Great Bit Kevin. I’d love to see you make it into a full op-ed. There are alot of lessons to be learned from Mass and this is one of them. Consumer driven medicine is engrained into the psyche of Americans over decades and this should be a lesson to Obama and left leaning policy wonks. The American public doesn’t care presently or in the future about comparitive effectiveness, VA quality or overtesting. We’ve been shown hints of this time and time again. The first time a patient is denied a heart cath and the cardiologist frames the encounter as the government denying them a lifesaving procedure. Game over, it doesn’t matter what the data says in the mind of that patient. The next time radical ideas such as single payor or flat salaries for all physicians are bandied about, they must remember that we physicians as the defacto employees in this enterprise will make or break them. Depending on how we see reform, if it comes, affecting us. Take it as a lesson Ezra Klein and Maggie Mahar, lest you see grandma with a pitchfork and and a torch coming to burn your house down.

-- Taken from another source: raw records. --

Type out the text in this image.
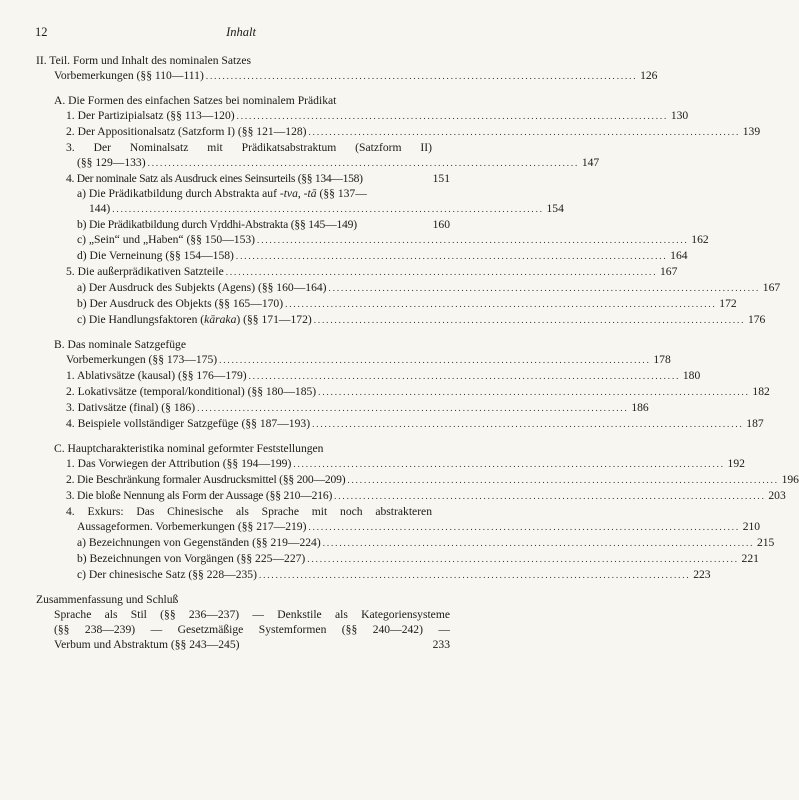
12	Inhalt
II. Teil. Form und Inhalt des nominalen Satzes
Vorbemerkungen (§§ 110—111) ........................................................................................................ 126
A. Die Formen des einfachen Satzes bei nominalem Prädikat
1. Der Partizipialsatz (§§ 113—120) ........................................................................................................ 130
2. Der Appositionalsatz (Satzform I) (§§ 121—128) ........................................................................................................ 139
3. Der Nominalsatz mit Prädikatsabstraktum (Satzform II)
(§§ 129—133) ........................................................................................................ 147
4. Der nominale Satz als Ausdruck eines Seinsurteils (§§ 134—158)	151
a) Die Prädikatbildung durch Abstrakta auf -tva, -tā (§§ 137—
144) ........................................................................................................ 154
b) Die Prädikatbildung durch Vṛddhi-Abstrakta (§§ 145—149)	160
c) „Sein“ und „Haben“ (§§ 150—153) ........................................................................................................ 162
d) Die Verneinung (§§ 154—158) ........................................................................................................ 164
5. Die außerprädikativen Satzteile ........................................................................................................ 167
a) Der Ausdruck des Subjekts (Agens) (§§ 160—164) ........................................................................................................ 167
b) Der Ausdruck des Objekts (§§ 165—170) ........................................................................................................ 172
c) Die Handlungsfaktoren (kāraka) (§§ 171—172) ........................................................................................................ 176
B. Das nominale Satzgefüge
Vorbemerkungen (§§ 173—175) ........................................................................................................ 178
1. Ablativsätze (kausal) (§§ 176—179) ........................................................................................................ 180
2. Lokativsätze (temporal/konditional) (§§ 180—185) ........................................................................................................ 182
3. Dativsätze (final) (§ 186) ........................................................................................................ 186
4. Beispiele vollständiger Satzgefüge (§§ 187—193) ........................................................................................................ 187
C. Hauptcharakteristika nominal geformter Feststellungen
1. Das Vorwiegen der Attribution (§§ 194—199) ........................................................................................................ 192
2. Die Beschränkung formaler Ausdrucksmittel (§§ 200—209) ........................................................................................................ 196
3. Die bloße Nennung als Form der Aussage (§§ 210—216) ........................................................................................................ 203
4. Exkurs: Das Chinesische als Sprache mit noch abstrakteren
Aussageformen. Vorbemerkungen (§§ 217—219) ........................................................................................................ 210
a) Bezeichnungen von Gegenständen (§§ 219—224) ........................................................................................................ 215
b) Bezeichnungen von Vorgängen (§§ 225—227) ........................................................................................................ 221
c) Der chinesische Satz (§§ 228—235) ........................................................................................................ 223
Zusammenfassung und Schluß
Sprache als Stil (§§ 236—237) — Denkstile als Kategoriensysteme
(§§ 238—239) — Gesetzmäßige Systemformen (§§ 240—242) —
Verbum und Abstraktum (§§ 243—245)	233
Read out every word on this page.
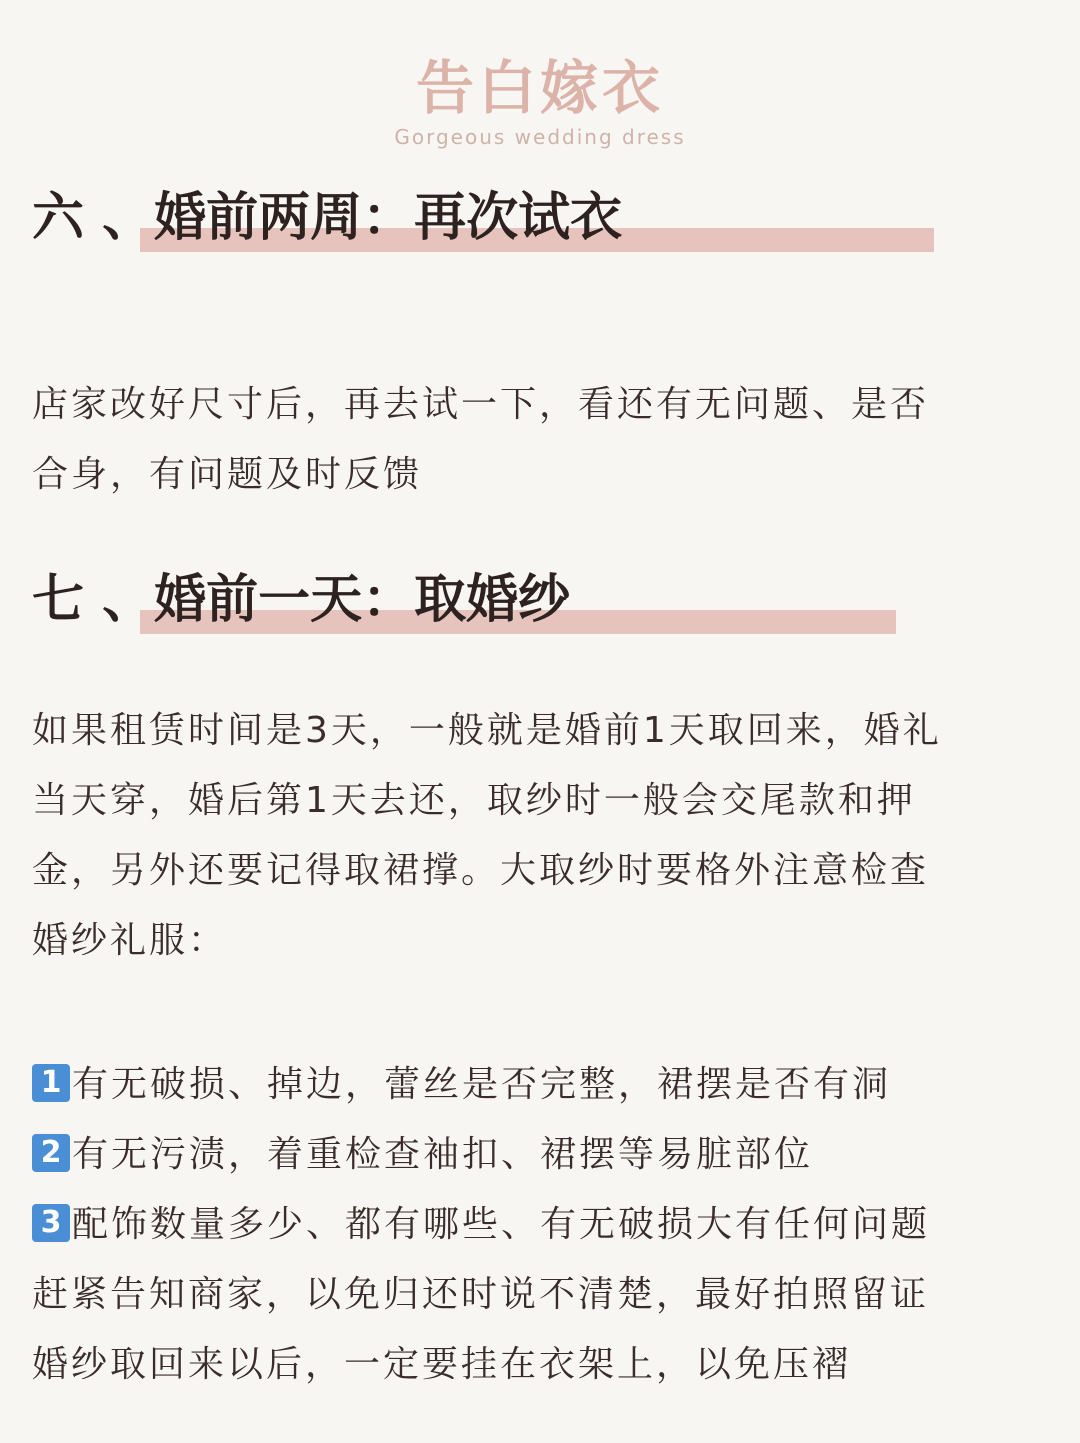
告白嫁衣
Gorgeous wedding dress
六 、婚前两周：再次试衣
店家改好尺寸后，再去试一下，看还有无问题、是否
合身，有问题及时反馈
七 、婚前一天：取婚纱
如果租赁时间是3天，一般就是婚前1天取回来，婚礼
当天穿，婚后第1天去还，取纱时一般会交尾款和押
金，另外还要记得取裙撑。大取纱时要格外注意检查
婚纱礼服：
1 有无破损、掉边，蕾丝是否完整，裙摆是否有洞
2 有无污渍，着重检查袖扣、裙摆等易脏部位
3 配饰数量多少、都有哪些、有无破损大有任何问题
赶紧告知商家，以免归还时说不清楚，最好拍照留证
婚纱取回来以后，一定要挂在衣架上，以免压褶
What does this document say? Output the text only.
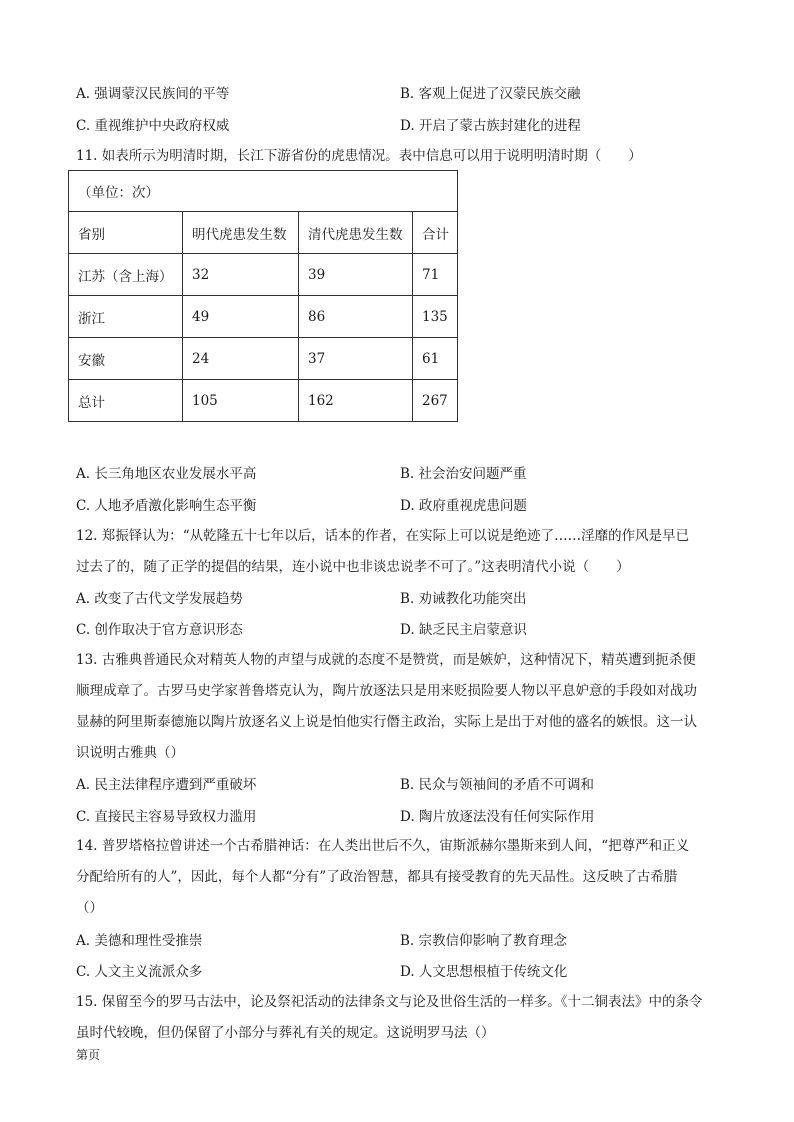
A. 强调蒙汉民族间的平等	B. 客观上促进了汉蒙民族交融
C. 重视维护中央政府权威	D. 开启了蒙古族封建化的进程
11. 如表所示为明清时期，长江下游省份的虎患情况。表中信息可以用于说明明清时期（　　）
（单位：次）			
省别	明代虎患发生数	清代虎患发生数	合计
江苏（含上海）	32	39	71
浙江	49	86	135
安徽	24	37	61
总计	105	162	267
A. 长三角地区农业发展水平高	B. 社会治安问题严重
C. 人地矛盾激化影响生态平衡	D. 政府重视虎患问题
12. 郑振铎认为：“从乾隆五十七年以后，话本的作者，在实际上可以说是绝迹了……淫靡的作风是早已
过去了的，随了正学的提倡的结果，连小说中也非谈忠说孝不可了。”这表明清代小说（　　）
A. 改变了古代文学发展趋势	B. 劝诫教化功能突出
C. 创作取决于官方意识形态	D. 缺乏民主启蒙意识
13. 古雅典普通民众对精英人物的声望与成就的态度不是赞赏，而是嫉妒，这种情况下，精英遭到扼杀便
顺理成章了。古罗马史学家普鲁塔克认为，陶片放逐法只是用来贬损险要人物以平息妒意的手段如对战功
显赫的阿里斯泰德施以陶片放逐名义上说是怕他实行僭主政治，实际上是出于对他的盛名的嫉恨。这一认
识说明古雅典（）
A. 民主法律程序遭到严重破坏	B. 民众与领袖间的矛盾不可调和
C. 直接民主容易导致权力滥用	D. 陶片放逐法没有任何实际作用
14. 普罗塔格拉曾讲述一个古希腊神话：在人类出世后不久，宙斯派赫尔墨斯来到人间，“把尊严和正义
分配给所有的人”，因此，每个人都“分有”了政治智慧，都具有接受教育的先天品性。这反映了古希腊
（）
A. 美德和理性受推崇	B. 宗教信仰影响了教育理念
C. 人文主义流派众多	D. 人文思想根植于传统文化
15. 保留至今的罗马古法中，论及祭祀活动的法律条文与论及世俗生活的一样多。《十二铜表法》中的条令
虽时代较晚，但仍保留了小部分与葬礼有关的规定。这说明罗马法（）
第页
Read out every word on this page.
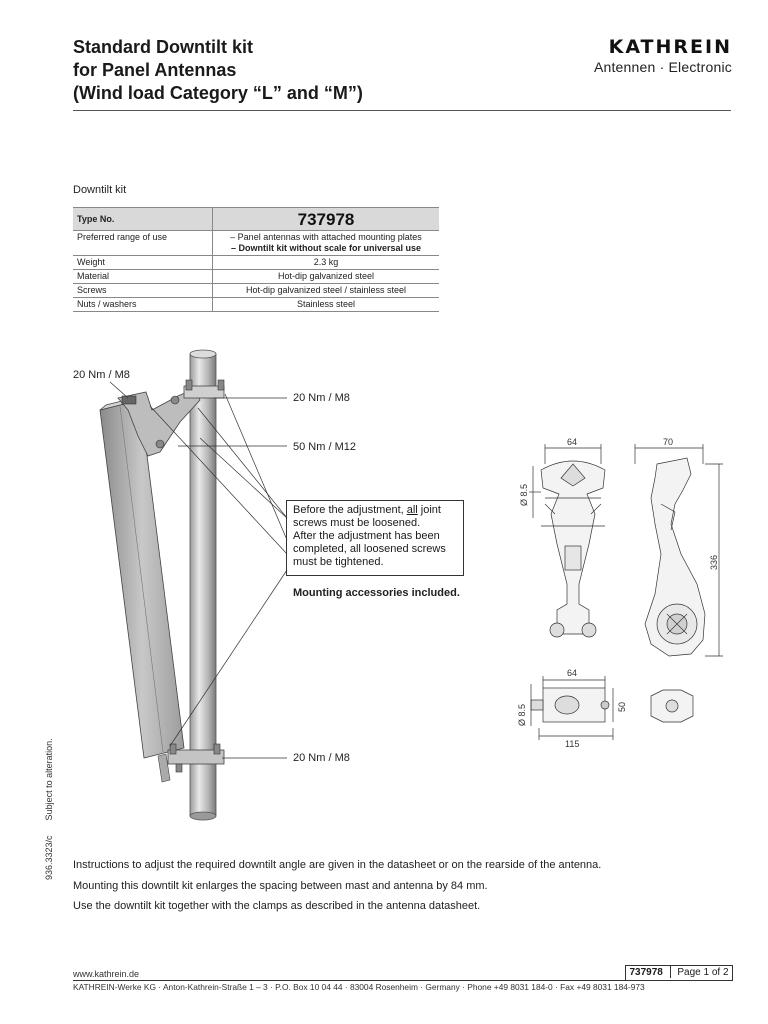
Standard Downtilt kit
for Panel Antennas
(Wind load Category “L” and “M”)
KATHREIN
Antennen · Electronic
Downtilt kit
Type No.	737978
Preferred range of use	– Panel antennas with attached mounting plates
– Downtilt kit without scale for universal use

Weight	2.3 kg
Material	Hot-dip galvanized steel
Screws	Hot-dip galvanized steel / stainless steel
Nuts / washers	Stainless steel
20 Nm / M8
20 Nm / M8
50 Nm / M12
20 Nm / M8
Before the adjustment, all joint
screws must be loosened.
After the adjustment has been
completed, all loosened screws
must be tightened.
Mounting accessories included.
64	70
Ø 8.5
336
64
50
Ø 8.5
115
936.3323/c      Subject to alteration.
Instructions to adjust the required downtilt angle are given in the datasheet or on the rearside of the antenna.
Mounting this downtilt kit enlarges the spacing between mast and antenna by 84 mm.
Use the downtilt kit together with the clamps as described in the antenna datasheet.
www.kathrein.de	737978 Page 1 of 2
KATHREIN-Werke KG · Anton-Kathrein-Straße 1 – 3 · P.O. Box 10 04 44 · 83004 Rosenheim · Germany · Phone +49 8031 184-0 · Fax +49 8031 184-973
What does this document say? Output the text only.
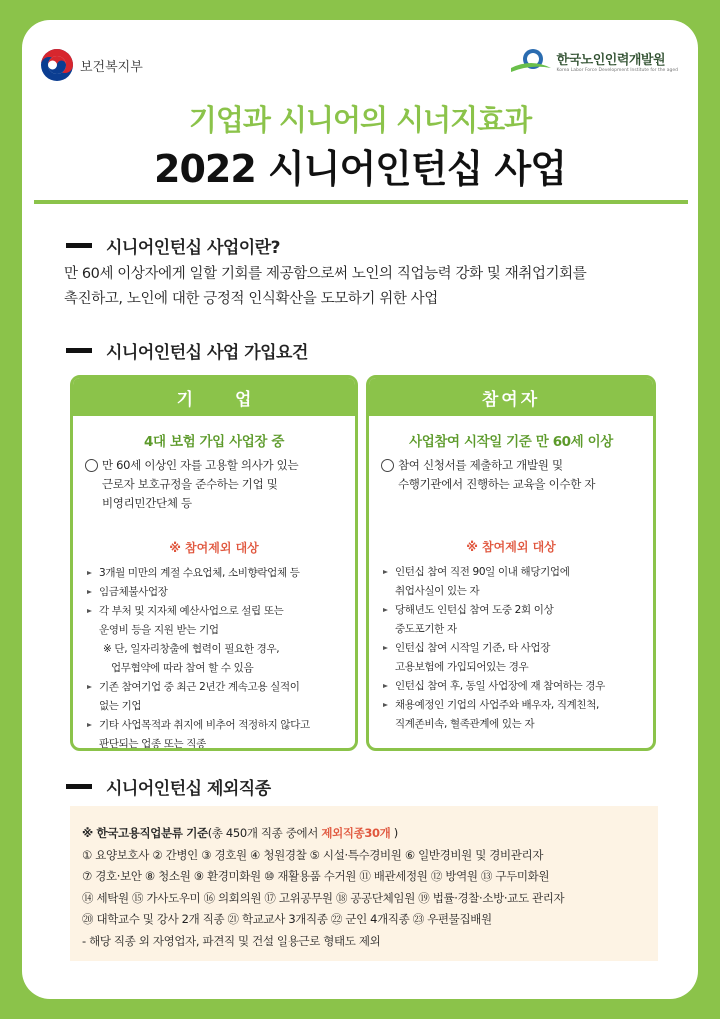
보건복지부	한국노인인력개발원
Korea Labor Force Development Institute for the aged
기업과 시니어의 시너지효과
2022 시니어인턴십 사업
시니어인턴십 사업이란?
만 60세 이상자에게 일할 기회를 제공함으로써 노인의 직업능력 강화 및 재취업기회를
촉진하고, 노인에 대한 긍정적 인식확산을 도모하기 위한 사업
시니어인턴십 사업 가입요건
기 업
4대 보험 가입 사업장 중
만 60세 이상인 자를 고용할 의사가 있는
근로자 보호규정을 준수하는 기업 및
비영리민간단체 등
※ 참여제외 대상
3개월 미만의 계절 수요업체, 소비향락업체 등
임금체불사업장
각 부처 및 지자체 예산사업으로 설립 또는
운영비 등을 지원 받는 기업
※ 단, 일자리창출에 협력이 필요한 경우,
업무협약에 따라 참여 할 수 있음
기존 참여기업 중 최근 2년간 계속고용 실적이
없는 기업
기타 사업목적과 취지에 비추어 적정하지 않다고
판단되는 업종 또는 직종
참여자
사업참여 시작일 기준 만 60세 이상
참여 신청서를 제출하고 개발원 및
수행기관에서 진행하는 교육을 이수한 자
※ 참여제외 대상
인턴십 참여 직전 90일 이내 해당기업에
취업사실이 있는 자
당해년도 인턴십 참여 도중 2회 이상
중도포기한 자
인턴십 참여 시작일 기준, 타 사업장
고용보험에 가입되어있는 경우
인턴십 참여 후, 동일 사업장에 재 참여하는 경우
채용예정인 기업의 사업주와 배우자, 직계친척,
직계존비속, 혈족관계에 있는 자
시니어인턴십 제외직종
※ 한국고용직업분류 기준(총 450개 직종 중에서 제외직종30개 )
① 요양보호사 ② 간병인 ③ 경호원 ④ 청원경찰 ⑤ 시설·특수경비원 ⑥ 일반경비원 및 경비관리자
⑦ 경호·보안 ⑧ 청소원 ⑨ 환경미화원 ⑩ 재활용품 수거원 ⑪ 배관세정원 ⑫ 방역원 ⑬ 구두미화원
⑭ 세탁원 ⑮ 가사도우미 ⑯ 의회의원 ⑰ 고위공무원 ⑱ 공공단체임원 ⑲ 법률·경찰·소방·교도 관리자
⑳ 대학교수 및 강사 2개 직종 ㉑ 학교교사 3개직종 ㉒ 군인 4개직종 ㉓ 우편물집배원
- 해당 직종 외 자영업자, 파견직 및 건설 일용근로 형태도 제외
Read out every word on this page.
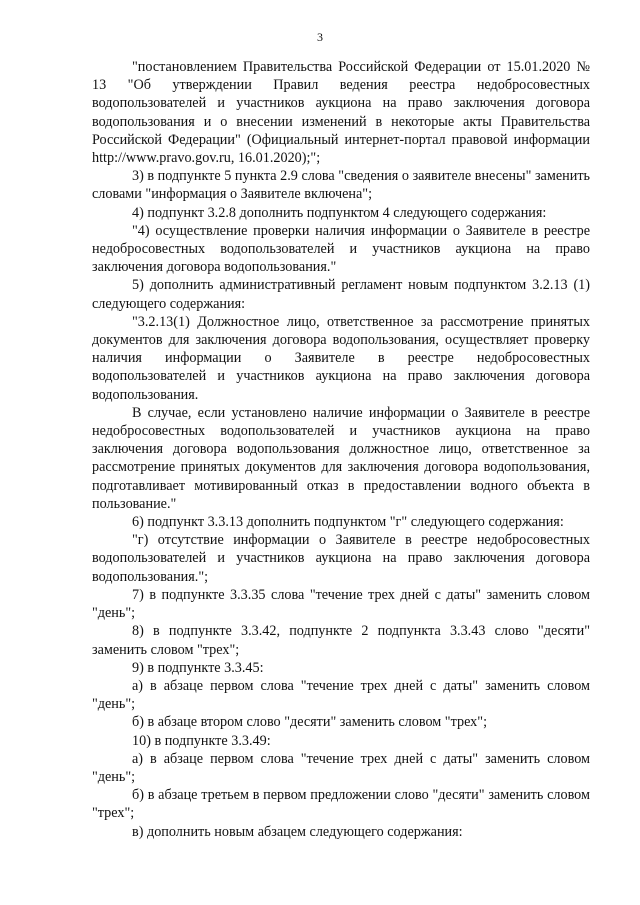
3

"постановлением Правительства Российской Федерации от 15.01.2020 № 13 "Об утверждении Правил ведения реестра недобросовестных водопользователей и участников аукциона на право заключения договора водопользования и о внесении изменений в некоторые акты Правительства Российской Федерации" (Официальный интернет-портал правовой информации http://www.pravo.gov.ru, 16.01.2020);";

3) в подпункте 5 пункта 2.9 слова "сведения о заявителе внесены" заменить словами "информация о Заявителе включена";

4) подпункт 3.2.8 дополнить подпунктом 4 следующего содержания:

"4) осуществление проверки наличия информации о Заявителе в реестре недобросовестных водопользователей и участников аукциона на право заключения договора водопользования."

5) дополнить административный регламент новым подпунктом 3.2.13 (1) следующего содержания:

"3.2.13(1) Должностное лицо, ответственное за рассмотрение принятых документов для заключения договора водопользования, осуществляет проверку наличия информации о Заявителе в реестре недобросовестных водопользователей и участников аукциона на право заключения договора водопользования.

В случае, если установлено наличие информации о Заявителе в реестре недобросовестных водопользователей и участников аукциона на право заключения договора водопользования должностное лицо, ответственное за рассмотрение принятых документов для заключения договора водопользования, подготавливает мотивированный отказ в предоставлении водного объекта в пользование."

6) подпункт 3.3.13 дополнить подпунктом "г" следующего содержания:

"г) отсутствие информации о Заявителе в реестре недобросовестных водопользователей и участников аукциона на право заключения договора водопользования.";

7) в подпункте 3.3.35 слова "течение трех дней с даты" заменить словом "день";

8) в подпункте 3.3.42, подпункте 2 подпункта 3.3.43 слово "десяти" заменить словом "трех";

9) в подпункте 3.3.45:

а) в абзаце первом слова "течение трех дней с даты" заменить словом "день";

б) в абзаце втором слово "десяти" заменить словом "трех";

10) в подпункте 3.3.49:

а) в абзаце первом слова "течение трех дней с даты" заменить словом "день";

б) в абзаце третьем в первом предложении слово "десяти" заменить словом "трех";

в) дополнить новым абзацем следующего содержания:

2 The Happy Hospitalist December 21, 2008 at 12:47 pm

Perception is 4/5 of quality. Every patient want’s to believe they have the “best doctor”.

I have patients tell me they love certain doctors. If they only knew how irrational their “best doctors” are behind the scenes.

Like everything else in the world, image is everything.

3 Anonymous December 21, 2008 at 2:36 pm

I’ve had two close family members with significant illness in the last two years — who went to Cleveland Clinic. One is a physician, another married to a Professor of Public Health at another (unnamed) University.

Both have said the care they received was excellent, and well beyond what they would have received at their respective institutions. I can’t say this is the case of Partner’s Hospitals, but sometimes the rankings actually mean something.

4 Anonymous December 21, 2008 at 2:41 pm

Few patients would be demanding MGH or Brighams if they didn’t have a third party payer covering the extra cost. If patients had to pay that extra cost out of pocket, they would take a closer look at whether or not these name brand hospitals are worth it. That would solve this problem quickly.

5 Anonymous December 22, 2008 at 2:35 pm

Exactly anon 2:41 PM

Health savings accounts. Heck, I could have told you fifteen years ago about the different payment rates the Boston hospitals got for the same work. Some are more equal than others.

Used to work in Massachusetts. Then moved to Oregon where the medical school exempted itself from the tort laws the rest of the state lived under. They limited their total liability (not just pain and suffering, but total) to $500,000. They they had the audacity to lecture the private doctors about improving their own practices to avoid lawsuits. Somehow that seemed to revolve around EMR’s. Some are more equal than others.

The Massachusetts healthcare reform “connector” is making it difficult to continue with HSA’s in the People’s Republic. Limiting the dollar value of the HDHP/HSA deductible to less than what Federal law allows.